LGDCFeb 11, 2025

Initialization Matters: Unraveling the Impact of Pre-Training on Federated Learning

arXiv:2502.08024v11 citationsh-index: 8Trans. Mach. Learn. Res.
AI Analysis

This work provides a theoretical explanation for an incremental improvement in federated learning, benefiting researchers and practitioners dealing with heterogeneous data at edge clients.

The paper tackles the problem of data heterogeneity in federated learning by analyzing how pre-trained initialization improves test performance, showing that it reduces misaligned filters and leads to lower test error, with experiments verifying theoretical bounds.

Initializing with pre-trained models when learning on downstream tasks is becoming standard practice in machine learning. Several recent works explore the benefits of pre-trained initialization in a federated learning (FL) setting, where the downstream training is performed at the edge clients with heterogeneous data distribution. These works show that starting from a pre-trained model can substantially reduce the adverse impact of data heterogeneity on the test performance of a model trained in a federated setting, with no changes to the standard FedAvg training algorithm.

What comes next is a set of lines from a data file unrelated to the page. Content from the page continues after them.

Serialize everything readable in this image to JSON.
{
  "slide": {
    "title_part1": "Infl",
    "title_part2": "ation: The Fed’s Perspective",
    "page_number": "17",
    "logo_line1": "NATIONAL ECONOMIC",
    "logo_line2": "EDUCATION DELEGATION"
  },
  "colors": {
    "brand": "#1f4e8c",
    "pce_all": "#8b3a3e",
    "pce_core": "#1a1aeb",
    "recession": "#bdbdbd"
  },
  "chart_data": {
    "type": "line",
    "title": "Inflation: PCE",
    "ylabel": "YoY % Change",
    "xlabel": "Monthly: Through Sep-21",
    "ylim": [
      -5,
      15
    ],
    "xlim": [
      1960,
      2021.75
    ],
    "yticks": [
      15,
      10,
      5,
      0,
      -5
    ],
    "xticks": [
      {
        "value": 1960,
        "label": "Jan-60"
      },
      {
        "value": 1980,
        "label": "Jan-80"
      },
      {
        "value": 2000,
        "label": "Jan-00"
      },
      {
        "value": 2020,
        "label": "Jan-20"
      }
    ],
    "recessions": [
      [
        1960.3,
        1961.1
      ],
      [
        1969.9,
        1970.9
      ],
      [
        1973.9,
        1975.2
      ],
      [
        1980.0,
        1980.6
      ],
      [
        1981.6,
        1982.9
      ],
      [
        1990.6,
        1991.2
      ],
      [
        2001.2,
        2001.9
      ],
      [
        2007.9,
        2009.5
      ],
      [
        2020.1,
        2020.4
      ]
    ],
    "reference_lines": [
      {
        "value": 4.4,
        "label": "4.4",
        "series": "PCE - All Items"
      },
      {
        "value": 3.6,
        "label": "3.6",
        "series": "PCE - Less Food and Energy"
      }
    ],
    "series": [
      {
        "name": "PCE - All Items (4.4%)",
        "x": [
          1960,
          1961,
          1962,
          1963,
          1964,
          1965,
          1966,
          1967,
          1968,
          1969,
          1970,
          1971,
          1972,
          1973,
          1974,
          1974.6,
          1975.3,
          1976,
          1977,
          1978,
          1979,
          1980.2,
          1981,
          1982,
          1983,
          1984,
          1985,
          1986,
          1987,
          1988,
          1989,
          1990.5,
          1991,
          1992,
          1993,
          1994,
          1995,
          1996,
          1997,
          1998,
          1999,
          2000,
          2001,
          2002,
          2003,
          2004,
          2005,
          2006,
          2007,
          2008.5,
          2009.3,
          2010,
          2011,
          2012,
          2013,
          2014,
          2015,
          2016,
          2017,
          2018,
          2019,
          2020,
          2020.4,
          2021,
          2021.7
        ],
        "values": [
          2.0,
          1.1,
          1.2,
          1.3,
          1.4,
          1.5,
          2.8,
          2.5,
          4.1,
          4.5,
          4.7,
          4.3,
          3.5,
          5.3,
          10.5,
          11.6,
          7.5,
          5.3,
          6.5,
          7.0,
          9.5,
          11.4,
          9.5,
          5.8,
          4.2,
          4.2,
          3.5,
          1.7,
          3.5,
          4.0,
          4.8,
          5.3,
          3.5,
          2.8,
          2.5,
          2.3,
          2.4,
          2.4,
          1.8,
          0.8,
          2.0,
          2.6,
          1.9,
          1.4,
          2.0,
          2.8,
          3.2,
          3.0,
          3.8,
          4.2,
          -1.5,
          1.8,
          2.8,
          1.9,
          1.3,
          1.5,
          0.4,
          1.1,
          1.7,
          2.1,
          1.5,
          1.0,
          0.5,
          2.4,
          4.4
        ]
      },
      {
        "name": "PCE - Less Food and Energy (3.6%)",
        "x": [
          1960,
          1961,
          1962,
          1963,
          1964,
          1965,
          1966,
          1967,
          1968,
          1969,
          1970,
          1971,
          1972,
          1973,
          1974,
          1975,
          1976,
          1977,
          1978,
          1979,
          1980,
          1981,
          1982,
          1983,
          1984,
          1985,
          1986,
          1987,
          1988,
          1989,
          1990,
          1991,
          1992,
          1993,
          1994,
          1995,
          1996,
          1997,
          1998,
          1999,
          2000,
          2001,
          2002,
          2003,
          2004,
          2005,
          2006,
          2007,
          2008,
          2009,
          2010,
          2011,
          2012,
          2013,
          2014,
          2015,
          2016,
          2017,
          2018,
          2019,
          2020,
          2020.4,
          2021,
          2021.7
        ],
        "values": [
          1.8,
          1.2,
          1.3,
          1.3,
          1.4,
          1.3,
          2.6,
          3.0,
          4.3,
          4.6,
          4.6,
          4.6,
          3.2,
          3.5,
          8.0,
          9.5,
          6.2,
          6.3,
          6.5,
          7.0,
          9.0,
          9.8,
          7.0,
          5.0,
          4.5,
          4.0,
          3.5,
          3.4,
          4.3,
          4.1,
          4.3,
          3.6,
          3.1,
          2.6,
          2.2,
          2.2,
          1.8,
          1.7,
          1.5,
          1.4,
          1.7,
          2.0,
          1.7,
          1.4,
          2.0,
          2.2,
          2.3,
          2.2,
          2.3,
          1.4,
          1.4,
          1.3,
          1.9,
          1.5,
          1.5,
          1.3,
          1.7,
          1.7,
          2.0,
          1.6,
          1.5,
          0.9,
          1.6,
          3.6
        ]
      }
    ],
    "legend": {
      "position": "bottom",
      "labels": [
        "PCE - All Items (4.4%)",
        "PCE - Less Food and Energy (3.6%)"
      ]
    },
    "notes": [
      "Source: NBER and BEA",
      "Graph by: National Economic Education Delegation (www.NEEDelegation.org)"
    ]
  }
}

In this work, we provide a deeper theoretical understanding of this phenomenon. To do so, we study the class of two-layer convolutional neural networks (CNNs) and provide bounds on the training error convergence and test error of such a network trained with FedAvg. We introduce the notion of aligned and misaligned filters at initialization and show that the data heterogeneity only affects learning on misaligned filters. Starting with a pre-trained model typically results in fewer misaligned filters at initialization, thus producing a lower test error even when the model is trained in a federated setting with data heterogeneity. Experiments in synthetic settings and practical FL training on CNNs verify our theoretical findings.